A fellowship programme for first-time voters, ahead of the June 2024 European Parliament elections.

Only 4 in 10 first-time voters cast a ballot in the 2019 European Parliament elections. We decided to do something about it.

Why we did it

Young Europeans care deeply about the issues shaping their lives — climate, jobs, justice, rights. But when it comes to European Parliament elections, turnout among first-time voters has consistently lagged far behind national elections. The reason is not apathy. There isIt is a gap: between what young people care about and their understanding of how the EU actually acts on it.

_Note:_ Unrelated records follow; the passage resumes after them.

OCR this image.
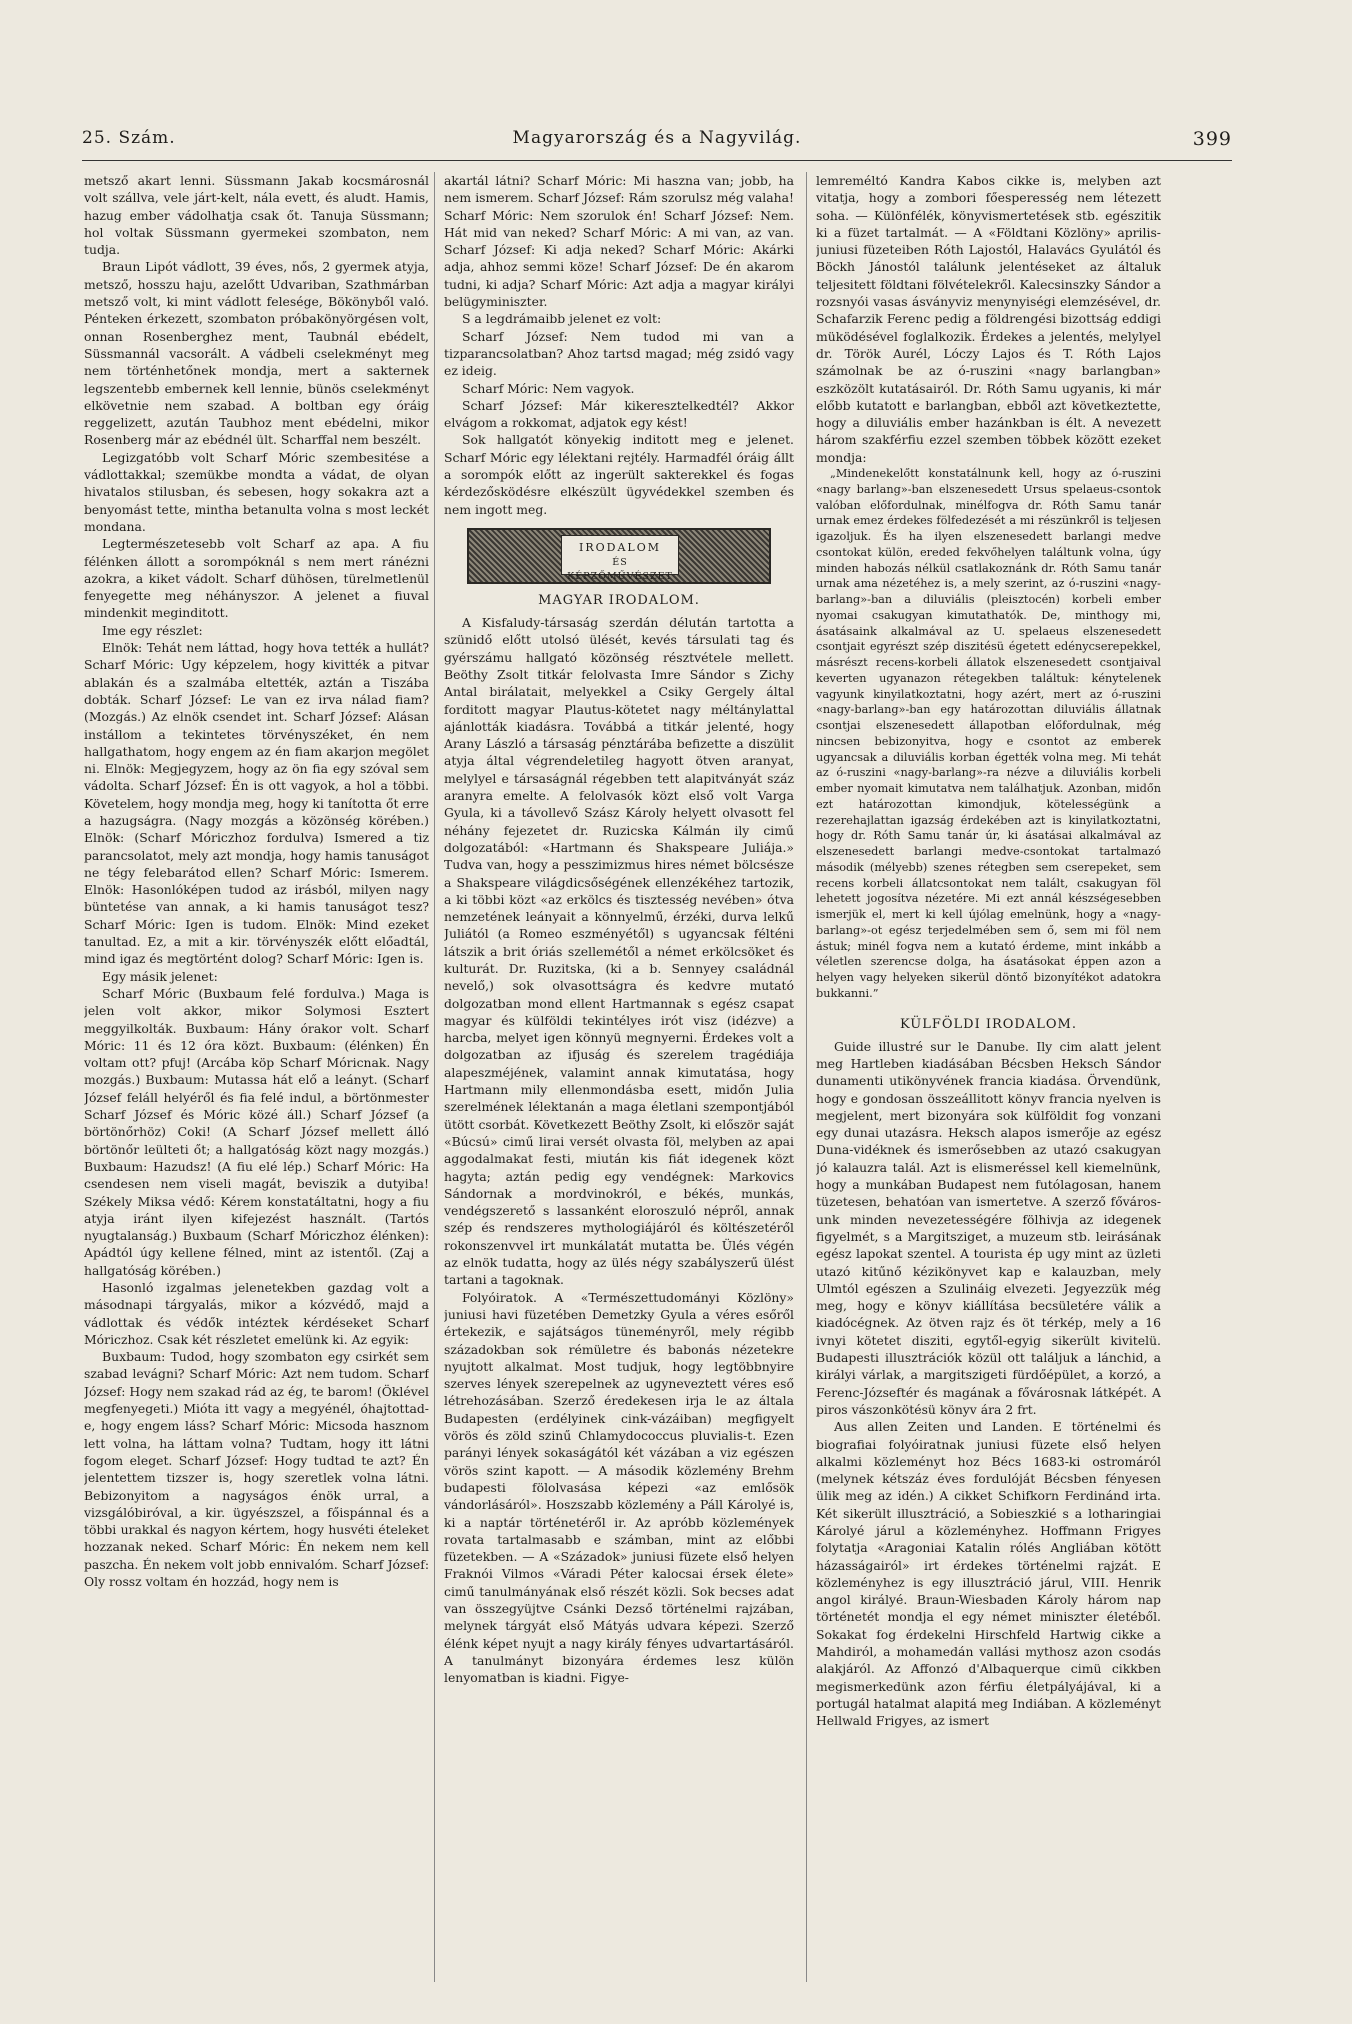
25. Szám.	Magyarország és a Nagyvilág.	399

metsző akart lenni. Süssmann Jakab kocsmárosnál volt szállva, vele járt-kelt, nála evett, és aludt. Hamis, hazug ember vádolhatja csak őt. Tanuja Süssmann; hol voltak Süssmann gyermekei szombaton, nem tudja.

Braun Lipót vádlott, 39 éves, nős, 2 gyermek atyja, metsző, hosszu haju, azelőtt Udvariban, Szathmárban metsző volt, ki mint vádlott felesége, Bökönyből való. Pénteken érkezett, szombaton próbakönyörgésen volt, onnan Rosenberghez ment, Taubnál ebédelt, Süssmannál vacsorált. A vádbeli cselekményt meg nem történhetőnek mondja, mert a sakternek legszentebb embernek kell lennie, bünös cselekményt elkövetnie nem szabad. A boltban egy óráig reggelizett, azután Taubhoz ment ebédelni, mikor Rosenberg már az ebédnél ült. Scharffal nem beszélt.

Legizgatóbb volt Scharf Móric szembesitése a vádlottakkal; szemükbe mondta a vádat, de olyan hivatalos stilusban, és sebesen, hogy sokakra azt a benyomást tette, mintha betanulta volna s most leckét mondana.

Legtermészetesebb volt Scharf az apa. A fiu félénken állott a sorompóknál s nem mert ránézni azokra, a kiket vádolt. Scharf dühösen, türelmetlenül fenyegette meg néhányszor. A jelenet a fiuval mindenkit meginditott.

Ime egy részlet:

Elnök: Tehát nem láttad, hogy hova tették a hullát? Scharf Móric: Ugy képzelem, hogy kivitték a pitvar ablakán és a szalmába eltették, aztán a Tiszába dobták. Scharf József: Le van ez irva nálad fiam? (Mozgás.) Az elnök csendet int. Scharf József: Alásan instállom a tekintetes törvényszéket, én nem hallgathatom, hogy engem az én fiam akarjon megölet ni. Elnök: Megjegyzem, hogy az ön fia egy szóval sem vádolta. Scharf József: Én is ott vagyok, a hol a többi. Követelem, hogy mondja meg, hogy ki tanította őt erre a hazugságra. (Nagy mozgás a közönség körében.) Elnök: (Scharf Móriczhoz fordulva) Ismered a tiz parancsolatot, mely azt mondja, hogy hamis tanuságot ne tégy felebarátod ellen? Scharf Móric: Ismerem. Elnök: Hasonlóképen tudod az irásból, milyen nagy büntetése van annak, a ki hamis tanuságot tesz? Scharf Móric: Igen is tudom. Elnök: Mind ezeket tanultad. Ez, a mit a kir. törvényszék előtt előadtál, mind igaz és megtörtént dolog? Scharf Móric: Igen is.

Egy másik jelenet:

Scharf Móric (Buxbaum felé fordulva.) Maga is jelen volt akkor, mikor Solymosi Esztert meggyilkolták. Buxbaum: Hány órakor volt. Scharf Móric: 11 és 12 óra közt. Buxbaum: (élénken) Én voltam ott? pfuj! (Arcába köp Scharf Móricnak. Nagy mozgás.) Buxbaum: Mutassa hát elő a leányt. (Scharf József feláll helyéről és fia felé indul, a börtönmester Scharf József és Móric közé áll.) Scharf József (a börtönőrhöz) Coki! (A Scharf József mellett álló börtönőr leülteti őt; a hallgatóság közt nagy mozgás.) Buxbaum: Hazudsz! (A fiu elé lép.) Scharf Móric: Ha csendesen nem viseli magát, beviszik a dutyiba! Székely Miksa védő: Kérem konstatáltatni, hogy a fiu atyja iránt ilyen kifejezést használt. (Tartós nyugtalanság.) Buxbaum (Scharf Móriczhoz élénken): Apádtól úgy kellene félned, mint az istentől. (Zaj a hallgatóság körében.)

Hasonló izgalmas jelenetekben gazdag volt a másodnapi tárgyalás, mikor a kózvédő, majd a vádlottak és védők intéztek kérdéseket Scharf Móriczhoz. Csak két részletet emelünk ki. Az egyik:

Buxbaum: Tudod, hogy szombaton egy csirkét sem szabad levágni? Scharf Móric: Azt nem tudom. Scharf József: Hogy nem szakad rád az ég, te barom! (Öklével megfenyegeti.) Mióta itt vagy a megyénél, óhajtottad-e, hogy engem láss? Scharf Móric: Micsoda hasznom lett volna, ha láttam volna? Tudtam, hogy itt látni fogom eleget. Scharf József: Hogy tudtad te azt? Én jelentettem tizszer is, hogy szeretlek volna látni. Bebizonyitom a nagyságos énök urral, a vizsgálóbiróval, a kir. ügyészszel, a főispánnal és a többi urakkal és nagyon kértem, hogy husvéti ételeket hozzanak neked. Scharf Móric: Én nekem nem kell paszcha. Én nekem volt jobb ennivalóm. Scharf József: Oly rossz voltam én hozzád, hogy nem is

akartál látni? Scharf Móric: Mi haszna van; jobb, ha nem ismerem. Scharf József: Rám szorulsz még valaha! Scharf Móric: Nem szorulok én! Scharf József: Nem. Hát mid van neked? Scharf Móric: A mi van, az van. Scharf József: Ki adja neked? Scharf Móric: Akárki adja, ahhoz semmi köze! Scharf József: De én akarom tudni, ki adja? Scharf Móric: Azt adja a magyar királyi belügyminiszter.

S a legdrámaibb jelenet ez volt:

Scharf József: Nem tudod mi van a tizparancsolatban? Ahoz tartsd magad; még zsidó vagy ez ideig.

Scharf Móric: Nem vagyok.

Scharf József: Már kikeresztelkedtél? Akkor elvágom a rokkomat, adjatok egy kést!

Sok hallgatót könyekig inditott meg e jelenet. Scharf Móric egy lélektani rejtély. Harmadfél óráig állt a sorompók előtt az ingerült sakterekkel és fogas kérdezősködésre elkészült ügyvédekkel szemben és nem ingott meg.

IRODALOM
ÉS KÉPZŐMŰVÉSZET
MAGYAR IRODALOM.

A Kisfaludy-társaság szerdán délután tartotta a szünidő előtt utolsó ülését, kevés társulati tag és gyérszámu hallgató közönség résztvétele mellett. Beöthy Zsolt titkár felolvasta Imre Sándor s Zichy Antal birálatait, melyekkel a Csiky Gergely által forditott magyar Plautus-kötetet nagy méltánylattal ajánlották kiadásra. Továbbá a titkár jelenté, hogy Arany László a társaság pénztárába befizette a diszülit atyja által végrendeletileg hagyott ötven aranyat, melylyel e társaságnál régebben tett alapitványát száz aranyra emelte. A felolvasók közt első volt Varga Gyula, ki a távollevő Szász Károly helyett olvasott fel néhány fejezetet dr. Ruzicska Kálmán ily cimű dolgozatából: «Hartmann és Shakspeare Juliája.» Tudva van, hogy a pesszimizmus hires német bölcsésze a Shakspeare világdicsőségének ellenzékéhez tartozik, a ki többi közt «az erkölcs és tisztesség nevében» ótva nemzetének leányait a könnyelmű, érzéki, durva lelkű Juliától (a Romeo eszményétől) s ugyancsak félténi látszik a brit óriás szellemétől a német erkölcsöket és kulturát. Dr. Ruzitska, (ki a b. Sennyey családnál nevelő,) sok olvasottságra és kedvre mutató dolgozatban mond ellent Hartmannak s egész csapat magyar és külföldi tekintélyes irót visz (idézve) a harcba, melyet igen könnyü megnyerni. Érdekes volt a dolgozatban az ifjuság és szerelem tragédiája alapeszméjének, valamint annak kimutatása, hogy Hartmann mily ellenmondásba esett, midőn Julia szerelmének lélektanán a maga életlani szempontjából ütött csorbát. Következett Beöthy Zsolt, ki először saját «Búcsú» cimű lirai versét olvasta föl, melyben az apai aggodalmakat festi, miután kis fiát idegenek közt hagyta; aztán pedig egy vendégnek: Markovics Sándornak a mordvinokról, e békés, munkás, vendégszerető s lassanként eloroszuló népről, annak szép és rendszeres mythologiájáról és költészetéről rokonszenvvel irt munkálatát mutatta be. Ülés végén az elnök tudatta, hogy az ülés négy szabályszerű ülést tartani a tagoknak.

Folyóiratok. A «Természettudományi Közlöny» juniusi havi füzetében Demetzky Gyula a véres esőről értekezik, e sajátságos tüneményről, mely régibb századokban sok rémületre és babonás nézetekre nyujtott alkalmat. Most tudjuk, hogy legtöbbnyire szerves lények szerepelnek az ugyneveztett véres eső létrehozásában. Szerző éredekesen irja le az általa Budapesten (erdélyinek cink-vázáiban) megfigyelt vörös és zöld szinű Chlamydococcus pluvialis-t. Ezen parányi lények sokaságától két vázában a viz egészen vörös szint kapott. — A második közlemény Brehm budapesti fölolvasása képezi «az emlősök vándorlásáról». Hoszszabb közlemény a Páll Károlyé is, ki a naptár történetéről ir. Az apróbb közlemények rovata tartalmasabb e számban, mint az előbbi füzetekben. — A «Századok» juniusi füzete első helyen Fraknói Vilmos «Váradi Péter kalocsai érsek élete» cimű tanulmányának első részét közli. Sok becses adat van összegyüjtve Csánki Dezső történelmi rajzában, melynek tárgyát első Mátyás udvara képezi. Szerző élénk képet nyujt a nagy király fényes udvartartásáról. A tanulmányt bizonyára érdemes lesz külön lenyomatban is kiadni. Figye-

lemreméltó Kandra Kabos cikke is, melyben azt vitatja, hogy a zombori főesperesség nem létezett soha. — Különfélék, könyvismertetések stb. egészitik ki a füzet tartalmát. — A «Földtani Közlöny» aprilis-juniusi füzeteiben Róth Lajostól, Halavács Gyulától és Böckh Jánostól találunk jelentéseket az általuk teljesitett földtani fölvételekről. Kalecsinszky Sándor a rozsnyói vasas ásványviz menynyiségi elemzésével, dr. Schafarzik Ferenc pedig a földrengési bizottság eddigi müködésével foglalkozik. Érdekes a jelentés, melylyel dr. Török Aurél, Lóczy Lajos és T. Róth Lajos számolnak be az ó-ruszini «nagy barlangban» eszközölt kutatásairól. Dr. Róth Samu ugyanis, ki már előbb kutatott e barlangban, ebből azt következtette, hogy a diluviális ember hazánkban is élt. A nevezett három szakférfiu ezzel szemben többek között ezeket mondja:

„Mindenekelőtt konstatálnunk kell, hogy az ó-ruszini «nagy barlang»-ban elszenesedett Ursus spelaeus-csontok valóban előfordulnak, minélfogva dr. Róth Samu tanár urnak emez érdekes fölfedezését a mi részünkről is teljesen igazoljuk. És ha ilyen elszenesedett barlangi medve csontokat külön, ereded fekvőhelyen találtunk volna, úgy minden habozás nélkül csatlakoznánk dr. Róth Samu tanár urnak ama nézetéhez is, a mely szerint, az ó-ruszini «nagy-barlang»-ban a diluviális (pleisztocén) korbeli ember nyomai csakugyan kimutathatók. De, minthogy mi, ásatásaink alkalmával az U. spelaeus elszenesedett csontjait egyrészt szép diszitésü égetett edénycserepekkel, másrészt recens-korbeli állatok elszenesedett csontjaival keverten ugyanazon rétegekben találtuk: kénytelenek vagyunk kinyilatkoztatni, hogy azért, mert az ó-ruszini «nagy-barlang»-ban egy határozottan diluviális állatnak csontjai elszenesedett állapotban előfordulnak, még nincsen bebizonyitva, hogy e csontot az emberek ugyancsak a diluviális korban égették volna meg. Mi tehát az ó-ruszini «nagy-barlang»-ra nézve a diluviális korbeli ember nyomait kimutatva nem találhatjuk. Azonban, midőn ezt határozottan kimondjuk, kötelességünk a rezerehajlattan igazság érdekében azt is kinyilatkoztatni, hogy dr. Róth Samu tanár úr, ki ásatásai alkalmával az elszenesedett barlangi medve-csontokat tartalmazó második (mélyebb) szenes rétegben sem cserepeket, sem recens korbeli állatcsontokat nem talált, csakugyan föl lehetett jogosítva nézetére. Mi ezt annál készségesebben ismerjük el, mert ki kell újólag emelnünk, hogy a «nagy-barlang»-ot egész terjedelmében sem ő, sem mi föl nem ástuk; minél fogva nem a kutató érdeme, mint inkább a véletlen szerencse dolga, ha ásatásokat éppen azon a helyen vagy helyeken sikerül döntő bizonyítékot adatokra bukkanni.”

KÜLFÖLDI IRODALOM.

Guide illustré sur le Danube. Ily cim alatt jelent meg Hartleben kiadásában Bécsben Heksch Sándor dunamenti utikönyvének francia kiadása. Örvendünk, hogy e gondosan összeállitott könyv francia nyelven is megjelent, mert bizonyára sok külföldit fog vonzani egy dunai utazásra. Heksch alapos ismerője az egész Duna-vidéknek és ismerősebben az utazó csakugyan jó kalauzra talál. Azt is elismeréssel kell kiemelnünk, hogy a munkában Budapest nem futólagosan, hanem tüzetesen, behatóan van ismertetve. A szerző fővárosunk minden nevezetességére fölhivja az idegenek figyelmét, s a Margitsziget, a muzeum stb. leirásának egész lapokat szentel. A tourista ép ugy mint az üzleti utazó kitűnő kézikönyvet kap e kalauzban, mely Ulmtól egészen a Szulináig elvezeti. Jegyezzük még meg, hogy e könyv kiállítása becsületére válik a kiadócégnek. Az ötven rajz és öt térkép, mely a 16 ivnyi kötetet disziti, egytől-egyig sikerült kivitelü. Budapesti illusztrációk közül ott találjuk a lánchid, a királyi várlak, a margitszigeti fürdőépület, a korzó, a Ferenc-Józseftér és magának a fővárosnak látképét. A piros vászonkötésü könyv ára 2 frt.

Aus allen Zeiten und Landen. E történelmi és biografiai folyóiratnak juniusi füzete első helyen alkalmi közleményt hoz Bécs 1683-ki ostromáról (melynek kétszáz éves fordulóját Bécsben fényesen ülik meg az idén.) A cikket Schifkorn Ferdinánd irta. Két sikerült illusztráció, a Sobieszkié s a lotharingiai Károlyé járul a közleményhez. Hoffmann Frigyes folytatja «Aragoniai Katalin rólés Angliában kötött házasságairól» irt érdekes történelmi rajzát. E közleményhez is egy illusztráció járul, VIII. Henrik angol királyé. Braun-Wiesbaden Károly három nap történetét mondja el egy német miniszter életéből. Sokakat fog érdekelni Hirschfeld Hartwig cikke a Mahdiról, a mohamedán vallási mythosz azon csodás alakjáról. Az Affonzó d'Albaquerque cimü cikkben megismerkedünk azon férfiu életpályájával, ki a portugál hatalmat alapitá meg Indiában. A közleményt Hellwald Frigyes, az ismert
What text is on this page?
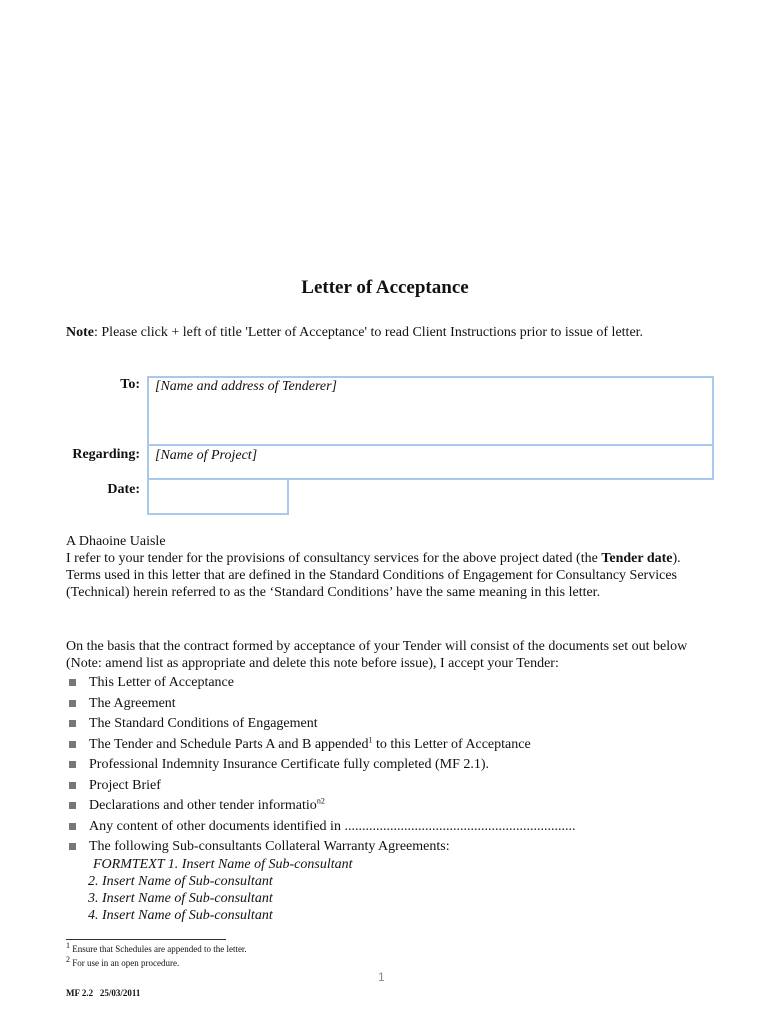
Letter of Acceptance
Note: Please click + left of title 'Letter of Acceptance' to read Client Instructions prior to issue of letter.
To:	[Name and address of Tenderer]
Regarding:	[Name of Project]
Date:
A Dhaoine Uaisle
I refer to your tender for the provisions of consultancy services for the above project dated (the Tender date). Terms used in this letter that are defined in the Standard Conditions of Engagement for Consultancy Services (Technical) herein referred to as the ‘Standard Conditions’ have the same meaning in this letter.
On the basis that the contract formed by acceptance of your Tender will consist of the documents set out below (Note: amend list as appropriate and delete this note before issue), I accept your Tender:
This Letter of Acceptance
The Agreement
The Standard Conditions of Engagement
The Tender and Schedule Parts A and B appended$^1$ to this Letter of Acceptance
Professional Indemnity Insurance Certificate fully completed (MF 2.1).
Project Brief
Declarations and other tender informatio$^{n2}$
Any content of other documents identified in ..................................................................
The following Sub-consultants Collateral Warranty Agreements:
FORMTEXT 1. Insert Name of Sub-consultant
2. Insert Name of Sub-consultant
3. Insert Name of Sub-consultant
4. Insert Name of Sub-consultant
1 Ensure that Schedules are appended to the letter.
2 For use in an open procedure.
1
MF 2.2   25/03/2011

The Vote4ORoL Fellowship was our response. Ahead of the June 2024 European Parliament elections, we brought together 44 fellows from 15 countries and 19 universities — studying law, political science, journalism, and communication — for a structured programme of research, mentorship, and peer learning designed to close that gap and produce something useful for voters across Europe.



Curriculum

Fellows worked in teams on weekly research tasks under the guidance of mentors. Each week was anchored by a public lecture from a leading expert.

  • Week 1 examined what young people care about and why they do or do not vote, with special guest MEP Gwendoline Delbos-Corfield.

  • Week 2 explored how national concerns translate into EU policy and how voting shapes the composition of political groups in the European Parliament, with Professor Dan Kelemen.

  • During the lecture, fellows addressed the relationship between democratic participation and the rule of law in Europe, with Professor Kim Lane Scheppele. Fellows were also trained in research communication — learning how to translate complex findings into clear, localised messaging tailored to the specific political and social context of their own Member State.

  • All participants gathered at Humboldt University Berlin for a two-day in-person bootcamp. Fellows came together to refine their research, develop national campaign plans, and co-author the fellowship's main output: the First-Time Voters Handbook.

  • After the bootcamp, fellows returned to their countries and ran targeted campaigns ahead of the June elections — organising workshops, presenting at schools and universities, conducting interviews with local professionals, and distributing visual materials. Each campaign was built around the specific concerns and context of their Member State, turning pan-European research into local civic action.

"I am voting, are you?"

44 fellows from 15 Member States co-authored a first-time voter handbook for the 2024 European Parliament elections, published on 27 May 2024. The handbook covered 11 Member States, explaining what young voters in each country care about most, how the EU is competent to act on those issues, and what the main European political parties have promised and done on each topic.